Another factor contributing to Clark ProMedia's remarkable success has been the fostering of key relationships with like-minded vendors – among them, Meyer Sound.
"Without a doubt, Meyer Sound is one of the class vendors in the industry," says Card. "Their professionalism, their attention to detail, and their responsive support for us as a partner is extraordinary. When we approach our customers, it's not only a technology decision, it's a relationship decision. I know I can approach any customer and, with a clear conscience, tell them that Meyer is a choice that will never fail you. Their product quality and support infrastructure will always stand behind you."
Clark ProMedia has installed Meyer Sound loudspeakers in a number of high-profile worship facilities in the past year, including North Point Community Church (Alpharetta, Ga.), Davis Islands Baptist Church (Tampa, Fla.), Peachtree City United Methodist Church (Atlanta), and the Buckhead Church (Atlanta).
The relationship with Meyer Sound began when George Clark, now the company's chief engineering officer, first heard Meyer loudspeakers from behind the FOH board. "I was mixing for a band using a rental system with CQs as the main speakers," he says, "and I was struck by the sound of them. They were balanced, with everything in proper proportion, and never harsh or overbearing. I was immediately impressed."
After designing and supervising the installation of five Meyer Sound systems, Clark confesses that he always looks forward to the moment when the system is first turned on. "It never ceases to amaze me every time we fire up a system," he confesses. "We had just turned it on when one of the ministers walked up and said, 'Hey, that sounds great!' We hadn't even touched the EQ at that point."

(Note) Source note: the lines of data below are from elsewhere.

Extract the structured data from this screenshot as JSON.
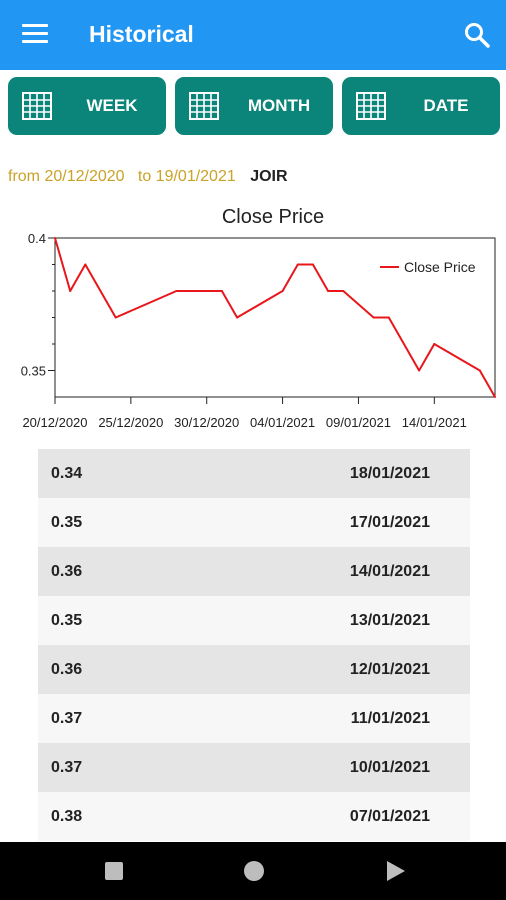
{
  "appbar": {
    "title": "Historical",
    "menu_icon": "menu-icon",
    "search_icon": "search-icon",
    "color": "#2196F3"
  },
  "filters": [
    {
      "label": "WEEK",
      "icon": "calendar-icon"
    },
    {
      "label": "MONTH",
      "icon": "calendar-icon"
    },
    {
      "label": "DATE",
      "icon": "calendar-icon"
    }
  ],
  "range": {
    "from_label": "from",
    "from": "20/12/2020",
    "to_label": "to",
    "to": "19/01/2021",
    "symbol": "JOIR"
  },
  "chart_data": {
    "type": "line",
    "title": "Close Price",
    "xlabel": "",
    "ylabel": "",
    "ylim": [
      0.34,
      0.4
    ],
    "yticks": [
      0.35,
      0.4
    ],
    "ytick_labels": [
      "0.35",
      "0.4"
    ],
    "xtick_labels": [
      "20/12/2020",
      "25/12/2020",
      "30/12/2020",
      "04/01/2021",
      "09/01/2021",
      "14/01/2021"
    ],
    "grid": false,
    "legend": "top-right",
    "series": [
      {
        "name": "Close Price",
        "color": "#E8171B",
        "points": [
          [
            "20/12/2020",
            0.4
          ],
          [
            "21/12/2020",
            0.38
          ],
          [
            "22/12/2020",
            0.39
          ],
          [
            "24/12/2020",
            0.37
          ],
          [
            "28/12/2020",
            0.38
          ],
          [
            "31/12/2020",
            0.38
          ],
          [
            "01/01/2021",
            0.37
          ],
          [
            "04/01/2021",
            0.38
          ],
          [
            "05/01/2021",
            0.39
          ],
          [
            "06/01/2021",
            0.39
          ],
          [
            "07/01/2021",
            0.38
          ],
          [
            "08/01/2021",
            0.38
          ],
          [
            "10/01/2021",
            0.37
          ],
          [
            "11/01/2021",
            0.37
          ],
          [
            "13/01/2021",
            0.35
          ],
          [
            "14/01/2021",
            0.36
          ],
          [
            "17/01/2021",
            0.35
          ],
          [
            "18/01/2021",
            0.34
          ]
        ]
      }
    ]
  },
  "rows": [
    {
      "price": "0.34",
      "date": "18/01/2021"
    },
    {
      "price": "0.35",
      "date": "17/01/2021"
    },
    {
      "price": "0.36",
      "date": "14/01/2021"
    },
    {
      "price": "0.35",
      "date": "13/01/2021"
    },
    {
      "price": "0.36",
      "date": "12/01/2021"
    },
    {
      "price": "0.37",
      "date": "11/01/2021"
    },
    {
      "price": "0.37",
      "date": "10/01/2021"
    },
    {
      "price": "0.38",
      "date": "07/01/2021"
    }
  ],
  "navbar": {
    "icons": [
      "recents-square-icon",
      "home-circle-icon",
      "back-triangle-icon"
    ]
  }
}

As for product support, Clark relates an incident, which to him illustrates the unique relationship between Clark ProMedia and Meyer Sound. "We had a new system that was to go online for the Vineyard church, and one of the 650-P subwoofers came in with a cosmetic ding on the side. Meyer offered to ship out a replacement to us next day air, even though it was already afternoon when I called. Essentially, they have the same philosophy as our company. You get the problem fixed right away, and then work out the financial details on a reasonable basis. But make sure the client is happy first. Those are the kind of business relationships we want to be part of."

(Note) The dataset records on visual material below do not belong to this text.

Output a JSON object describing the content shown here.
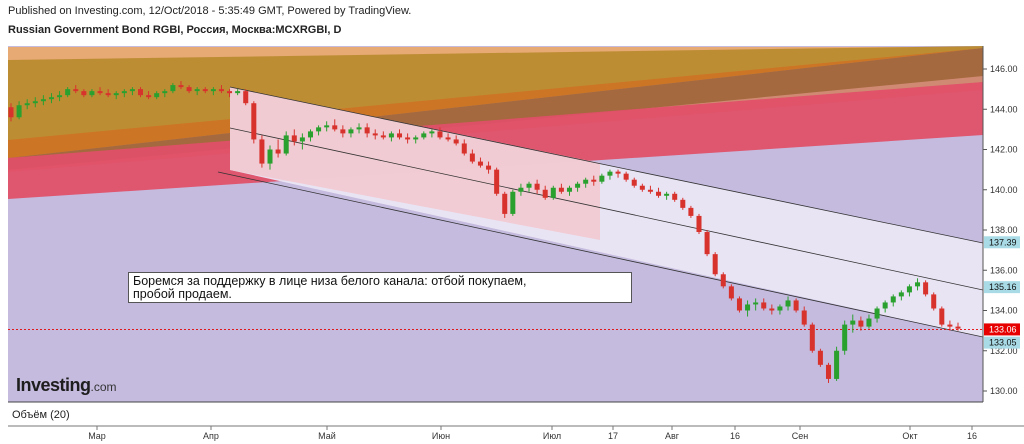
{
  "header": {
    "published": "Published on Investing.com, 12/Oct/2018 - 5:35:49 GMT, Powered by TradingView.",
    "symbol": "Russian Government Bond RGBI, Россия, Москва:MCXRGBI, D"
  },
  "annotation": {
    "line1": "Боремся за поддержку в лице низа белого канала: отбой покупаем,",
    "line2": "пробой продаем."
  },
  "watermark": {
    "brand": "Investing",
    "suffix": ".com"
  },
  "volume_label": "Объём (20)",
  "colors": {
    "background_fill": "#c5bbdf",
    "orange_fill": "#e9a96e",
    "olive_fill": "#b88a2e",
    "dark_gray_fill": "#5f6d63",
    "red_fill": "#e05068",
    "white_channel": "#ebe6f4",
    "pink_channel": "#f3c6cc",
    "up_candle": "#2aa12f",
    "down_candle": "#d8322d",
    "last_price_tag": "#e60000",
    "level_tag": "#a9dbe6"
  },
  "chart_data": {
    "type": "candlestick",
    "y_axis": {
      "range": [
        129.0,
        147.0
      ],
      "ticks": [
        "146.00",
        "144.00",
        "142.00",
        "140.00",
        "138.00",
        "136.00",
        "134.00",
        "132.00",
        "130.00"
      ]
    },
    "x_axis": {
      "labels": [
        "Мар",
        "Апр",
        "Май",
        "Июн",
        "Июл",
        "17",
        "Авг",
        "16",
        "Сен",
        "Окт",
        "16"
      ]
    },
    "price_tags": [
      {
        "label": "137.39",
        "value": 137.39,
        "kind": "level"
      },
      {
        "label": "135.16",
        "value": 135.16,
        "kind": "level"
      },
      {
        "label": "133.06",
        "value": 133.06,
        "kind": "last"
      },
      {
        "label": "133.05",
        "value": 133.05,
        "kind": "level"
      }
    ],
    "candles": [
      [
        144.1,
        144.3,
        143.4,
        143.6
      ],
      [
        143.6,
        144.4,
        143.5,
        144.2
      ],
      [
        144.2,
        144.5,
        144.0,
        144.3
      ],
      [
        144.3,
        144.6,
        144.1,
        144.4
      ],
      [
        144.4,
        144.7,
        144.2,
        144.5
      ],
      [
        144.5,
        144.8,
        144.3,
        144.6
      ],
      [
        144.6,
        144.9,
        144.4,
        144.7
      ],
      [
        144.7,
        145.1,
        144.6,
        145.0
      ],
      [
        145.0,
        145.2,
        144.8,
        144.9
      ],
      [
        144.9,
        145.0,
        144.6,
        144.7
      ],
      [
        144.7,
        145.0,
        144.6,
        144.9
      ],
      [
        144.9,
        145.1,
        144.7,
        144.8
      ],
      [
        144.8,
        145.0,
        144.6,
        144.7
      ],
      [
        144.7,
        144.9,
        144.5,
        144.8
      ],
      [
        144.8,
        145.0,
        144.6,
        144.9
      ],
      [
        144.9,
        145.1,
        144.7,
        145.0
      ],
      [
        145.0,
        145.1,
        144.6,
        144.7
      ],
      [
        144.7,
        144.9,
        144.5,
        144.6
      ],
      [
        144.6,
        144.9,
        144.5,
        144.8
      ],
      [
        144.8,
        145.0,
        144.6,
        144.9
      ],
      [
        144.9,
        145.3,
        144.8,
        145.2
      ],
      [
        145.2,
        145.4,
        145.0,
        145.1
      ],
      [
        145.1,
        145.2,
        144.8,
        144.9
      ],
      [
        144.9,
        145.1,
        144.7,
        145.0
      ],
      [
        145.0,
        145.1,
        144.8,
        144.9
      ],
      [
        144.9,
        145.1,
        144.7,
        145.0
      ],
      [
        145.0,
        145.2,
        144.8,
        144.9
      ],
      [
        144.9,
        145.0,
        144.6,
        144.8
      ],
      [
        144.8,
        145.0,
        144.7,
        144.9
      ],
      [
        144.9,
        145.0,
        144.2,
        144.3
      ],
      [
        144.3,
        144.4,
        142.3,
        142.5
      ],
      [
        142.5,
        142.7,
        141.1,
        141.3
      ],
      [
        141.3,
        142.2,
        141.0,
        142.0
      ],
      [
        142.0,
        142.5,
        141.6,
        141.8
      ],
      [
        141.8,
        142.9,
        141.7,
        142.7
      ],
      [
        142.7,
        143.0,
        142.2,
        142.4
      ],
      [
        142.4,
        142.8,
        142.0,
        142.6
      ],
      [
        142.6,
        143.0,
        142.4,
        142.9
      ],
      [
        142.9,
        143.2,
        142.7,
        143.1
      ],
      [
        143.1,
        143.4,
        142.9,
        143.2
      ],
      [
        143.2,
        143.5,
        142.9,
        143.0
      ],
      [
        143.0,
        143.2,
        142.6,
        142.8
      ],
      [
        142.8,
        143.1,
        142.6,
        143.0
      ],
      [
        143.0,
        143.3,
        142.8,
        143.1
      ],
      [
        143.1,
        143.3,
        142.6,
        142.8
      ],
      [
        142.8,
        143.0,
        142.5,
        142.7
      ],
      [
        142.7,
        142.9,
        142.5,
        142.6
      ],
      [
        142.6,
        142.9,
        142.4,
        142.8
      ],
      [
        142.8,
        143.0,
        142.5,
        142.6
      ],
      [
        142.6,
        142.8,
        142.3,
        142.5
      ],
      [
        142.5,
        142.7,
        142.3,
        142.6
      ],
      [
        142.6,
        142.9,
        142.5,
        142.8
      ],
      [
        142.8,
        143.0,
        142.6,
        142.9
      ],
      [
        142.9,
        143.1,
        142.5,
        142.6
      ],
      [
        142.6,
        142.8,
        142.4,
        142.5
      ],
      [
        142.5,
        142.7,
        142.2,
        142.3
      ],
      [
        142.3,
        142.5,
        141.7,
        141.8
      ],
      [
        141.8,
        142.0,
        141.3,
        141.4
      ],
      [
        141.4,
        141.6,
        141.1,
        141.2
      ],
      [
        141.2,
        141.4,
        140.8,
        141.0
      ],
      [
        141.0,
        141.1,
        139.7,
        139.8
      ],
      [
        139.8,
        139.9,
        138.6,
        138.8
      ],
      [
        138.8,
        140.0,
        138.7,
        139.9
      ],
      [
        139.9,
        140.3,
        139.7,
        140.1
      ],
      [
        140.1,
        140.4,
        139.9,
        140.3
      ],
      [
        140.3,
        140.5,
        139.8,
        140.0
      ],
      [
        140.0,
        140.2,
        139.5,
        139.6
      ],
      [
        139.6,
        140.2,
        139.5,
        140.1
      ],
      [
        140.1,
        140.3,
        139.8,
        139.9
      ],
      [
        139.9,
        140.2,
        139.7,
        140.1
      ],
      [
        140.1,
        140.4,
        139.9,
        140.3
      ],
      [
        140.3,
        140.6,
        140.1,
        140.5
      ],
      [
        140.5,
        140.7,
        140.2,
        140.4
      ],
      [
        140.4,
        140.8,
        140.3,
        140.7
      ],
      [
        140.7,
        141.0,
        140.5,
        140.9
      ],
      [
        140.9,
        141.0,
        140.6,
        140.8
      ],
      [
        140.8,
        140.9,
        140.4,
        140.5
      ],
      [
        140.5,
        140.6,
        140.1,
        140.2
      ],
      [
        140.2,
        140.3,
        139.9,
        140.0
      ],
      [
        140.0,
        140.2,
        139.8,
        139.9
      ],
      [
        139.9,
        140.1,
        139.6,
        139.7
      ],
      [
        139.7,
        139.9,
        139.5,
        139.8
      ],
      [
        139.8,
        139.9,
        139.4,
        139.5
      ],
      [
        139.5,
        139.6,
        139.0,
        139.1
      ],
      [
        139.1,
        139.2,
        138.6,
        138.7
      ],
      [
        138.7,
        138.8,
        137.8,
        137.9
      ],
      [
        137.9,
        138.0,
        136.7,
        136.8
      ],
      [
        136.8,
        136.9,
        135.7,
        135.8
      ],
      [
        135.8,
        135.9,
        135.1,
        135.2
      ],
      [
        135.2,
        135.3,
        134.5,
        134.6
      ],
      [
        134.6,
        134.7,
        133.9,
        134.0
      ],
      [
        134.0,
        134.5,
        133.7,
        134.3
      ],
      [
        134.3,
        134.6,
        134.0,
        134.4
      ],
      [
        134.4,
        134.6,
        134.0,
        134.1
      ],
      [
        134.1,
        134.3,
        133.8,
        134.0
      ],
      [
        134.0,
        134.3,
        133.8,
        134.2
      ],
      [
        134.2,
        134.7,
        134.0,
        134.5
      ],
      [
        134.5,
        134.6,
        133.9,
        134.0
      ],
      [
        134.0,
        134.2,
        133.2,
        133.3
      ],
      [
        133.3,
        133.4,
        131.9,
        132.0
      ],
      [
        132.0,
        132.1,
        131.2,
        131.3
      ],
      [
        131.3,
        131.4,
        130.4,
        130.6
      ],
      [
        130.6,
        132.2,
        130.5,
        132.0
      ],
      [
        132.0,
        133.5,
        131.8,
        133.3
      ],
      [
        133.3,
        133.8,
        132.9,
        133.5
      ],
      [
        133.5,
        133.7,
        133.0,
        133.2
      ],
      [
        133.2,
        133.8,
        133.1,
        133.6
      ],
      [
        133.6,
        134.2,
        133.4,
        134.1
      ],
      [
        134.1,
        134.5,
        133.9,
        134.4
      ],
      [
        134.4,
        134.8,
        134.2,
        134.7
      ],
      [
        134.7,
        135.0,
        134.5,
        134.9
      ],
      [
        134.9,
        135.3,
        134.7,
        135.2
      ],
      [
        135.2,
        135.6,
        135.0,
        135.4
      ],
      [
        135.4,
        135.5,
        134.7,
        134.8
      ],
      [
        134.8,
        134.9,
        134.0,
        134.1
      ],
      [
        134.1,
        134.2,
        133.2,
        133.3
      ],
      [
        133.3,
        133.5,
        133.0,
        133.2
      ],
      [
        133.2,
        133.4,
        133.0,
        133.1
      ]
    ]
  }
}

George's older brother, Houston, freely admits minimal knowledge of the technology behind Meyer Sound products, but he respects the Meyer approach to doing business. "We are always very careful not to over-promise or under-deliver," he notes. "One of the things I never have to worry about in that regard is the quality of the Meyer product. We know it will never negatively impact our long-term relationships with our clients – which is the foundation of our business."
Building outward from its core business of audio systems for worship, Clark ProMedia is expanding its horizons in terms of technologies, markets and geographic scope. In addition to audio, the company supplies turnkey video projection and production systems, performance lighting packages, and most recently "immersive environments" that incorporate elements from theater and theme park design to create strong visual and physical environments that help create the image a client desires for their space. Chuck Dowd, formerly with Sonic Associates and a principal designer of many IMAX theaters has joined the company as a senior design engineer to work alongside George Clark on audio projects. The company now has a full time staff of twelve, supplemented by part-time and contract installation technicians.

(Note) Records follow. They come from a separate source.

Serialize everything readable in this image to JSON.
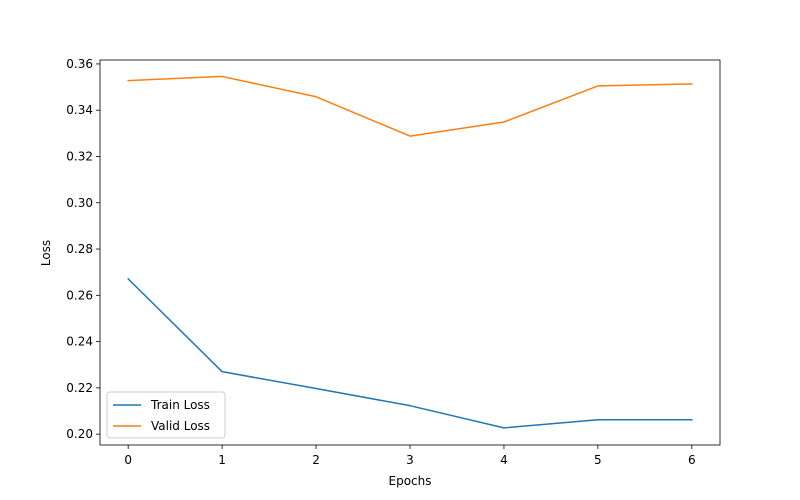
{
  "chart_data": {
    "type": "line",
    "title": "",
    "xlabel": "Epochs",
    "ylabel": "Loss",
    "x": [
      0,
      1,
      2,
      3,
      4,
      5,
      6
    ],
    "xticks": [
      "0",
      "1",
      "2",
      "3",
      "4",
      "5",
      "6"
    ],
    "yticks": [
      "0.20",
      "0.22",
      "0.24",
      "0.26",
      "0.28",
      "0.30",
      "0.32",
      "0.34",
      "0.36"
    ],
    "xlim": [
      -0.3,
      6.3
    ],
    "ylim": [
      0.1953,
      0.3617
    ],
    "grid": false,
    "legend_position": "lower-left",
    "series": [
      {
        "name": "Train Loss",
        "color": "#1f77b4",
        "values": [
          0.2671,
          0.227,
          0.2197,
          0.2123,
          0.2027,
          0.2062,
          0.2062
        ]
      },
      {
        "name": "Valid Loss",
        "color": "#ff7f0e",
        "values": [
          0.3528,
          0.3546,
          0.3458,
          0.3288,
          0.3349,
          0.3505,
          0.3514
        ]
      }
    ]
  }
}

Clark ProMedia's rapid growth has been fueled principally by success in the expanding market for high-quality systems in houses of worship. Although about 90 percent of the company business is focused in that market, Card sees a natural progression into the market for secular performance systems. "Our relationship with Meyer Sound is introducing us to the market for 1,000 to 3,000 seat secular performance spaces. We expect to do well in that market, because many customers – universities, for example – will benefit from our experience in building bulletproof systems that work well with minimally trained staff."
Currently the company is based out of one office in metropolitan Atlanta, but, according to Card, two or three branch offices are now under consideration to accommodate the firm's wider geographic scope. Clark ProMedia now has projects underway, or under active consideration, in fourteen states spread through the eastern half of the United States, as well as in Guatemala.